It's very expensive to create and train up an LLM. I’ve heard figures as high as $5 million. What have you found? "That’s the value. It’s part of the reason security is so important. The cost and the energy required to train a model is significant, but at the end of it, the output of it fits on a USB drive. So, you’ve created a perfect incentive for industrial espionage; ...these will become crown-jewel data for companies that need to be protected. If you’re an adversary, you’re going to think, ‘I’m not going to spend millions of dollars to build out my own cluster and train it and come up with a model that takes me six months. I’m just going to steal it.’
"It's not a huge amount of data. It’s 50GB. Even from an energy footprint, when we used to build even a dense data center, you’d put maybe 10kw into a rack and maybe at the high end for a really high-end, dense compute cluster, you’d go 30kw to 40kw. AI clusters need something like 100kw per rack. So, there is significant power and infrastructure required for building out these clusters."
What is Retrieval Augmentation Generation? What’s its importance? "It’s a way to bring into an LLM, without needing to do refining and tuning, access to your proprietary information where that doesn’t become part of the public training set. That’s the value. You can imagine a scenario where there’s a topic search for a call center. ...Can I get the benefit of an LLM for mastery of language, but marry that with what I know about these products that sometimes cause problems for people."
There’s a dearth of talent around AI model creation for training LLMs, prompt engineering, and general knowledge of AI. How are you addressing training for Cisco’s workforce? "Everyone is required to take our responsible AI training. It’s new, so you’re not going to find lots of people in the workforce that have all these skills that are only now being refined. So, you’re just going to have to grow a lot of this talent. And to do that, the best way to learn is through experience.

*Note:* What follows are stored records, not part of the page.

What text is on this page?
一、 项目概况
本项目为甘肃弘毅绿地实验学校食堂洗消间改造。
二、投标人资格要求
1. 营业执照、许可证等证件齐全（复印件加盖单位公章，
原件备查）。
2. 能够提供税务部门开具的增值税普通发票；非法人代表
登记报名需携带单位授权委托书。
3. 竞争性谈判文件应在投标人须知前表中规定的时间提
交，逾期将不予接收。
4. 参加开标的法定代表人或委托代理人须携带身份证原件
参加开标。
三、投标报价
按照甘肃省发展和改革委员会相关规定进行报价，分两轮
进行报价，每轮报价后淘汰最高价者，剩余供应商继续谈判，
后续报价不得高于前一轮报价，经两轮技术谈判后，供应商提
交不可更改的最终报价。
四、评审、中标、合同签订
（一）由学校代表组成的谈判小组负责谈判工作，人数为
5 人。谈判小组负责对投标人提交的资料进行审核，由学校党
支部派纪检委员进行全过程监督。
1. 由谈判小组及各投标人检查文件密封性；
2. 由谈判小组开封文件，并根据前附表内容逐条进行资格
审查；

"...There’s high value in making these tools available to people in a safe way and providing an environment where people can experiment. That includes the physical as well as the software. We need to build these environments so that engineers can get their hands and feet in the data centers to understand how this technology really works. And then make those clusters and the LLMs that will run on them available to our product development teams, our software developers, and others in the company so they can get real-world experience with prompt engineering, but also software development and embedding AI features into the products. It is new, so there’s a learning curve for everyone.
"It's probably the rule of thirds where a third of people are going to struggle, a third will excel and a third will need training and help getting there."
So, how has Cisco addressed internal training? Have you created sandboxes and video classes? "Yes and yes. We’ve created the sandboxes where people can experiment and learn on the job. I think the best way to learn something is by solving a difficult problem. ...Having a real problem that you’re trying to solve is a great forcing function to focus and narrow the effort in getting real experience.
"Solve a real problem and a business outcome. We also work with product teams across Cisco — people who’ve had years of experience working with AI. Our collaboration products use a lot of AI to do things like background noise cancellation and determining who the active speaker in a room is and what’s the best camera angle in a conference room for a meeting, and summarizing the meetings.
"So, we learn from each other. Then there are certain jobs we continue to always need more of: data, design, user experience, AI, enterprise architecture. Those disciplines are always in high demand and now more than ever as everybody moves toward experience-led IT, experience-led products and having a singular user experience throughout all our products.
"AI has been around for a while. Why did ChatGPT catch on so quickly? It’s because they created a very simple interface for it instead of an API. You can go to a website and chat with this thing."